BROOKLYN — Andrew Yang was trying to lay out his vision for policing for New York at the corner of Parkside and Ocean Avenues in Brooklyn. Instead, several times on Thursday, he was unable to answer basic questions about key policing issues in the city.
What You Need To Know
- Yang seemed confused when asked about two of the most recent and significant police reforms in recent years
- Yang's proposal calls for diversifying the department and creating a new "warning system" for low level offenses
- Thursday's stumbles also help cement a common line of attack from his opponents: That Yang isn’t ready to run the city
He was also interrupted over and over again by a man holding a Maya Wiley poster, who continuously shouted about Yang's voting record.

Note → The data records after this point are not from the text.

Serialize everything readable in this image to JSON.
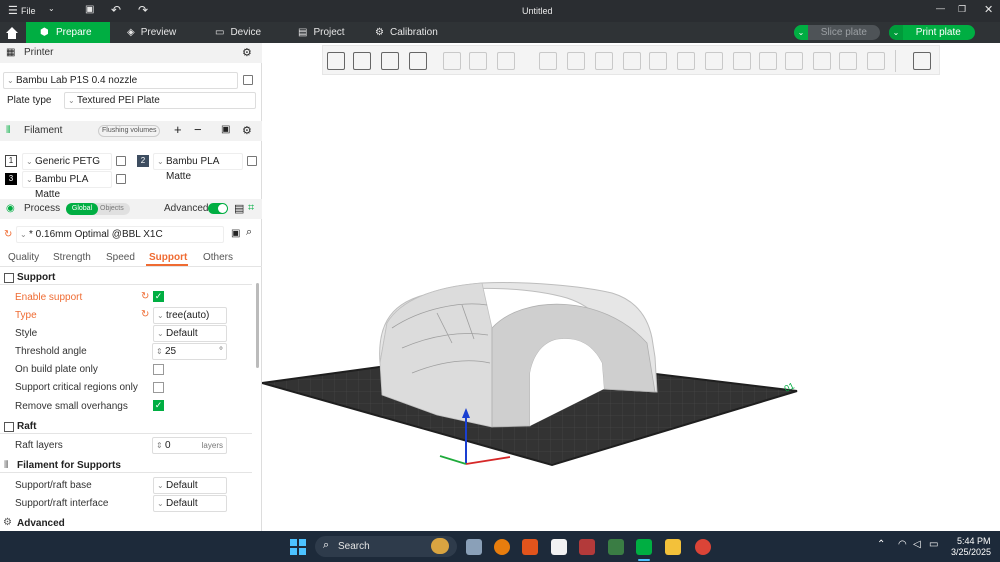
{
  "titlebar": {
    "file_label": "File",
    "doc_title": "Untitled"
  },
  "mainbar": {
    "tabs": [
      {
        "label": "Prepare"
      },
      {
        "label": "Preview"
      },
      {
        "label": "Device"
      },
      {
        "label": "Project"
      },
      {
        "label": "Calibration"
      }
    ],
    "slice_label": "Slice plate",
    "print_label": "Print plate"
  },
  "printer": {
    "section": "Printer",
    "name": "Bambu Lab P1S 0.4 nozzle",
    "plate_type_label": "Plate type",
    "plate_type": "Textured PEI Plate"
  },
  "filament": {
    "section": "Filament",
    "flushing_label": "Flushing volumes",
    "items": [
      {
        "num": "1",
        "name": "Generic PETG",
        "color": "#ffffff"
      },
      {
        "num": "2",
        "name": "Bambu PLA Matte",
        "color": "#3d4d60"
      },
      {
        "num": "3",
        "name": "Bambu PLA Matte",
        "color": "#000000"
      }
    ]
  },
  "process": {
    "section": "Process",
    "global_label": "Global",
    "objects_label": "Objects",
    "advanced_label": "Advanced",
    "profile": "* 0.16mm Optimal @BBL X1C",
    "tabs": [
      "Quality",
      "Strength",
      "Speed",
      "Support",
      "Others"
    ],
    "active_tab": "Support"
  },
  "support": {
    "group": "Support",
    "enable_label": "Enable support",
    "enable_checked": true,
    "type_label": "Type",
    "type_value": "tree(auto)",
    "style_label": "Style",
    "style_value": "Default",
    "threshold_label": "Threshold angle",
    "threshold_value": "25",
    "threshold_unit": "°",
    "build_plate_label": "On build plate only",
    "critical_label": "Support critical regions only",
    "remove_small_label": "Remove small overhangs"
  },
  "raft": {
    "group": "Raft",
    "layers_label": "Raft layers",
    "layers_value": "0",
    "layers_unit": "layers"
  },
  "filament_supports": {
    "group": "Filament for Supports",
    "base_label": "Support/raft base",
    "base_value": "Default",
    "interface_label": "Support/raft interface",
    "interface_value": "Default"
  },
  "advanced_group": "Advanced",
  "viewport": {
    "plate_number": "01"
  },
  "taskbar": {
    "search_label": "Search",
    "time": "5:44 PM",
    "date": "3/25/2025"
  },
  "colors": {
    "accent": "#00ae42",
    "orange": "#ef6b32",
    "bar": "#2f3336",
    "taskbar": "#1d2a3a"
  }
}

Wiley's campaign manager took to Twitter to denounce the action, but the damage was already done.
Yang also seemed confused when asked about two of the most recent and significant police reforms in recent years — a ban on police officer chokeholds and the repeal of the 50-a law, which deals with police disciplinary records.
"Do you agree with the repeal of 50-a?" a reporter asked.
Yang responded: "The repeal of 50-a? This is not the mandatory interview. The records, the disciplinary records not being released?"
Edwin Raymond was on hand to assist Yang on Thursday. He's an NYPD lieutenant who is running for City Council in Brooklyn's 40th Council district. Raymond approached the campaign with his policing plan, parts of which Yang is now embracing.
The proposal calls for diversifying the department and creating a new "warning system" for low-level offenses.
"If a police officer sees an infraction, sees an issue, they can actually issue a warning as associated with that individual can be identified as high need," Yang said.
But when asked to elaborate, Yang once again turned to Raymond for help.
"So Edwin can talk about this," Yang said.
Raymond told NY1 he is not endorsing Yang's campaign.
It wasn't just policing questions that seemed to stump Yang on the trail Thursday.
"One thing that would be extraordinarily helpful would be to have shelters for victims of domestic violence," Yang said during a forum focused on family homelessness.
The city, in fact, already does provide such shelters. More than 3,000 New Yorkers live in them now. When made aware, Yang tried to pivot.
"Of course they do exist," Yang said. "So that's an aspect of something that we should be increasing."
Yang's campaign says he misspoke and that he is looking to experts like Raymond to craft plans.
But Thursday's stumbles also help cement a common line of attack from his opponents: That Yang isn’t ready to run the city.
Scott Stringer was in Manhattan highlighting recent donations by millionaires who have contributed to the campaigns of Yang and Eric Adams. He was critical of Yang's comments on Twitter.
He also released a statement calling Yang's ignorance of the issues "dangerous and insulting."